The researchers also measured how much cephalophils were drawn. Dr. Parsons said the winghead shark, which has the largest hammer, appears to work “20 to 40 times as much” as a normal fish.
That, he said, sounds like a “pain in the butt”, although the cost of the benefits it provides must increase.
Marianne Porter, a biologist at the University of Florida Atlantic, said analyzing a wide variety of types, not related to the research, was a “real push” for the hammer’s hydrodynamics. “We can begin to study the differences between them.”
However, he added, “Computational models have some shortcomings.” In the real world, sharks swim with their entire bodies, constantly changing sea conditions.
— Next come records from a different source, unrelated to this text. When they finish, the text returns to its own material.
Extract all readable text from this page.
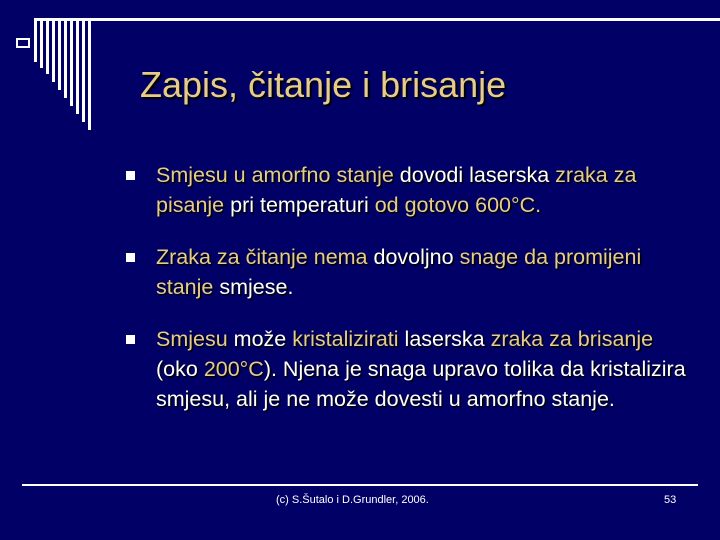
Zapis, čitanje i brisanje
Smjesu u amorfno stanje dovodi laserska zraka za pisanje pri temperaturi od gotovo 600°C.
Zraka za čitanje nema dovoljno snage da promijeni stanje smjese.
Smjesu može kristalizirati laserska zraka za brisanje (oko 200°C). Njena je snaga upravo tolika da kristalizira smjesu, ali je ne može dovesti u amorfno stanje.
(c) S.Šutalo i D.Grundler, 2006.	53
When you try to recreate such things in models, and focus on one part of the body at a time, he says, “Things really get muddy,” he said. (Actually, in One such study Published in 2018, Dr. Porter found that the hammer body produces an overall lift.)
Dr. “The hammer, on every angle of the attack, creates a lot of attraction,” Parsons replied. “But some of that lost momentum could be found elsewhere on sharks with properly placed poles and structures.”
He said he hopes more researchers will continue to investigate the issue: “The best research questions are the ones that generate 10 more.”